The LCSH is one of the largest non-specialized controlled vocabularies in the world. Many libraries and commercial institutions that don’t use the LCSH at least use the list as a model for their own systems. The LCSH can be used as is or can be modified or translated to be used in a variety of specialized settings.

Reference

Chan, L., & Hodges, T. (2000). Entering the millennium: A new century for LCSH. Cataloging & Classification Quarterly 29(1/2):225-234

Monday, October 10, 2016

Article Summary for Lecture #7- Taylor

On the Subject of Subjects

Subject cataloging has apparently been a hot debate topic among librarians for centuries. Some believe that people know what they are looking for and there is no need to have works sorted by subject, while others claim that most people only know that they need a book on a particular subject with no specific title in mind. Studies have shown that searching by subject in online catalogs has decreased over time with patrons instead favoring keyword searches.

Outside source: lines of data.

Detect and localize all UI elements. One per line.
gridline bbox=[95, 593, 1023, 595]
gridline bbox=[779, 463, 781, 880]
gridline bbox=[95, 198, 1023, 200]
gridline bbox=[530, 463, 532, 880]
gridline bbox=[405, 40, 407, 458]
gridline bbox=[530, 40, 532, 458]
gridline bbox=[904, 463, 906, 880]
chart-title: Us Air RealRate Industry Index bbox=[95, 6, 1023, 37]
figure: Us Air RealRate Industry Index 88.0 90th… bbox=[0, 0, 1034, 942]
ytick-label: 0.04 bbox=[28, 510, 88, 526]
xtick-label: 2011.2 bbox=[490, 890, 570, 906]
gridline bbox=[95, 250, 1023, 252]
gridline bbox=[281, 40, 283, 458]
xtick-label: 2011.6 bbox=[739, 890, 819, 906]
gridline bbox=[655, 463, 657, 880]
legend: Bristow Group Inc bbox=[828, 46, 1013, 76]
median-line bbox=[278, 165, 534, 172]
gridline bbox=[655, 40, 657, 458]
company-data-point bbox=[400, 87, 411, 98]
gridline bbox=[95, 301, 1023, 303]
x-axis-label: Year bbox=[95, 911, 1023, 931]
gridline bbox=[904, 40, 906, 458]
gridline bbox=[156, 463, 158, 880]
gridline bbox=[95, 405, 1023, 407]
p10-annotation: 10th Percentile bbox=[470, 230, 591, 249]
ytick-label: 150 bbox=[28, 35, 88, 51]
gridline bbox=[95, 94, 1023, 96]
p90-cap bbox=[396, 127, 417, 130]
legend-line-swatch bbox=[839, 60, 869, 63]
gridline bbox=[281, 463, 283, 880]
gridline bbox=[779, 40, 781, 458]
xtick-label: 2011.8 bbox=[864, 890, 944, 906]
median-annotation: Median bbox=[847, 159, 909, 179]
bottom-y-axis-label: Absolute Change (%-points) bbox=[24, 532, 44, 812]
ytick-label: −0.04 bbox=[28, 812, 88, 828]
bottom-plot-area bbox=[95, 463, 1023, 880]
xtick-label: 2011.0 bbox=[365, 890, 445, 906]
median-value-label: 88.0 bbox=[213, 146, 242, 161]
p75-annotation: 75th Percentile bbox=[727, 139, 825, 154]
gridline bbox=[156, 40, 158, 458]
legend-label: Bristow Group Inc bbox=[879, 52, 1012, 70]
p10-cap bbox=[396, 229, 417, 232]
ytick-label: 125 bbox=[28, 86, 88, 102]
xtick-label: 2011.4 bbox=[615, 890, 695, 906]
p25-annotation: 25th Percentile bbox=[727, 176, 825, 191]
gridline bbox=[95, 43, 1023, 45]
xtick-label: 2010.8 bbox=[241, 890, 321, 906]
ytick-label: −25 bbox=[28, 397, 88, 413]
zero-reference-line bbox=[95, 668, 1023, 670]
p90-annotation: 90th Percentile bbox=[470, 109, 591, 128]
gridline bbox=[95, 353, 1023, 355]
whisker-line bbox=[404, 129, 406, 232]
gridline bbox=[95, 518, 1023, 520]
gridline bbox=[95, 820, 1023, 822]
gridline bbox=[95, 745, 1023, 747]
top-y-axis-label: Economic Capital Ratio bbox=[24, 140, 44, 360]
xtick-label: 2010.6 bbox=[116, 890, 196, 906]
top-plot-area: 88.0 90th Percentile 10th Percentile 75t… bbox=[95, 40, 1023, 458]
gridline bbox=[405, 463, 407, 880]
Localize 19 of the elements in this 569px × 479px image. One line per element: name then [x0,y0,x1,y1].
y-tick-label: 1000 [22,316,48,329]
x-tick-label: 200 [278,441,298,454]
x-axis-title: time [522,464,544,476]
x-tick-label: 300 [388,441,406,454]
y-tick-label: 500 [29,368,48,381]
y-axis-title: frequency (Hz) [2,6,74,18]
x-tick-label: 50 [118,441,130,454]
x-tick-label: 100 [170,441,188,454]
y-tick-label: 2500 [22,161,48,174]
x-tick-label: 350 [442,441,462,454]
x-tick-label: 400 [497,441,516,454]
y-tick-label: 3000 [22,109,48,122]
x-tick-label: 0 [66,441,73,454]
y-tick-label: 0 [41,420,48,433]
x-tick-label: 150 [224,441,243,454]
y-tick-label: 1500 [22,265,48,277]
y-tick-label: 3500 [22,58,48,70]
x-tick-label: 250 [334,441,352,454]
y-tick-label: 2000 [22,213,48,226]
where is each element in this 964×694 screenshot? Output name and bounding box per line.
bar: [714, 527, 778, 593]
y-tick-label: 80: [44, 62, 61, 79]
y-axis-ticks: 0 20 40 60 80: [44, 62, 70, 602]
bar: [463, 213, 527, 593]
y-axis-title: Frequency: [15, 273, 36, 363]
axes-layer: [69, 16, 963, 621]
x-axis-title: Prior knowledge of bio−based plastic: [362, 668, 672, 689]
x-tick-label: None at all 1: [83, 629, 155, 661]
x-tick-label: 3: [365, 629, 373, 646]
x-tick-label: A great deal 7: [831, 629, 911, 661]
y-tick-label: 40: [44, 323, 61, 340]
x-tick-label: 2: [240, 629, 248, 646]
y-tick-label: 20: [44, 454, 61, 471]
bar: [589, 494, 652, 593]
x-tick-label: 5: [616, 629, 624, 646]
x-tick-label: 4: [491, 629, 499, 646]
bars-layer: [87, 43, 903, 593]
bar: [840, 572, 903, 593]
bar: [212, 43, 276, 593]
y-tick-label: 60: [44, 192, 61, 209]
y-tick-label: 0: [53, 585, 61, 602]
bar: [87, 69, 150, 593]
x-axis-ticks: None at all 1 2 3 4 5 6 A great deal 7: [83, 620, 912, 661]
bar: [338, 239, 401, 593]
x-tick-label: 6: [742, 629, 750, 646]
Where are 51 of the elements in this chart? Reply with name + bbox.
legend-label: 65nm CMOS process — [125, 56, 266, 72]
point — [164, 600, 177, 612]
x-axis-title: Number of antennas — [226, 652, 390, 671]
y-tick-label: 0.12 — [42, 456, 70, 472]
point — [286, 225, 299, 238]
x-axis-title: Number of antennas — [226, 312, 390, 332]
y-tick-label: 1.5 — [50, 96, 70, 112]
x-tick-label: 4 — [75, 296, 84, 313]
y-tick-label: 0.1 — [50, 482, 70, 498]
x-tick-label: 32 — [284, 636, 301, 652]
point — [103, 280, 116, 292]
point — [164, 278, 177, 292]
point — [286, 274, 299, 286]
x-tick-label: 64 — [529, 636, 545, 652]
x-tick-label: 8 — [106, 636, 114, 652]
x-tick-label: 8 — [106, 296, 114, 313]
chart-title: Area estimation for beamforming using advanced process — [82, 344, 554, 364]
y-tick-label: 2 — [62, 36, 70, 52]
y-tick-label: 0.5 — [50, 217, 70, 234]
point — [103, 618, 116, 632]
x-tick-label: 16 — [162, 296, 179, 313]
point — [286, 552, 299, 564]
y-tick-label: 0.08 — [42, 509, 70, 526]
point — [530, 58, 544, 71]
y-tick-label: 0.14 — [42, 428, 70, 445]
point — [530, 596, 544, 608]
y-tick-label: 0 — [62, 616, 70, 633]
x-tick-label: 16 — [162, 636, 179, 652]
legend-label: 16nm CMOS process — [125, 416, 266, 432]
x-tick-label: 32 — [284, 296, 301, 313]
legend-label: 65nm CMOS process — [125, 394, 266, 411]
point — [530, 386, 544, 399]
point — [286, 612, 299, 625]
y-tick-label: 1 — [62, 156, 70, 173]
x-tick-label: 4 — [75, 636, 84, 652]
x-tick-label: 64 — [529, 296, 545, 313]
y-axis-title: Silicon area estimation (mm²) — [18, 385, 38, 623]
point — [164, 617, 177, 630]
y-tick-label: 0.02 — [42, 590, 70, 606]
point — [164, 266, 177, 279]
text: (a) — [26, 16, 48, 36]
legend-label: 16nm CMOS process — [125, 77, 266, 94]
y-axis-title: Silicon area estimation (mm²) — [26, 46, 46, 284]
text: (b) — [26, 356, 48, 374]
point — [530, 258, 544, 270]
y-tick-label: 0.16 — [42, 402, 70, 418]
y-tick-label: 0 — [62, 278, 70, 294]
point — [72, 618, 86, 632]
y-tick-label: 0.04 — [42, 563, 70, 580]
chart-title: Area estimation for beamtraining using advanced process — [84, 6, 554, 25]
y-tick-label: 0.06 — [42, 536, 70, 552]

Keyword searches are very similar to subject searches, but keywords give you a little more wiggle room with what you're searching for, where subject searches require specific and certain terms to be searched or controlled vocabulary. Keywords are somewhat like today's Instagram hashtags in my opinion. If you were looking for a non-fiction book about zombies and searched zombies in a keyword search, you'd get tons of results because those results were tagged with "Zombie" as a keyword. If you were to do the same term as a subject search though, you might not get any results because the subject about zombies may be considered "Haitian Folklore", but because that wasn't the exact term we searched for, we didn't get any results. The problem with keyword searches is that these searches are typically too broad and can give too many results of varying quality. Keywords may also be taken from words that have multiple meaning and bring up completely irrelevant search results.

Beginning in 1992, to make subject searches easier, The Library of Congress, OCLC, and Research Library Group teamed together to standardize how subjects are cataloged. These groups created what it called a Core Record that has all kinds of rules on what can be in it and has a code so that people can know what they're reading, similar to a MARC record. For monographs, each Core Record is required to have a classification number recognized by USMARC as well as at least two subject headings from an established thesaurus and also recognized by USMARC.

Those opposed to Core Records say that it makes sense to go through the effort of classifying physical items and grouping them on shelves by subject, but with electronic records, what is the point? Classifying records by subject can allow records to be related to each other and can be used to link terms across thesauri. I would think that this means that if you search "Haitian Folklore" as a subject, you will also come across "Haitian Mythology" because "mythology" and "folklore" are synonyms and the database would use a thesaurus to find these synonyms. With keywords, this would become way too chaotic and give way too many search results.

I personally like keyword searches. In my experience, when using my library's OPAC, keyword gives the best results and the item I'm looking for are usually at the top. I would say I use keyword searches 85% of the time, otherwise using author or title searches. I don't think I've ever used subject search. When I search "sewing" in keyword search, I get all of the results I'm looking for. I can see how keyword searches may be less useful in databases containing journal articles like EBSCO or PsychInfo because there are typically more keywords per record than library OPAC's.

Reference

Taylor, A. (1995). On the subject of subjects. Journal of Academic Librarianship 21:484-91.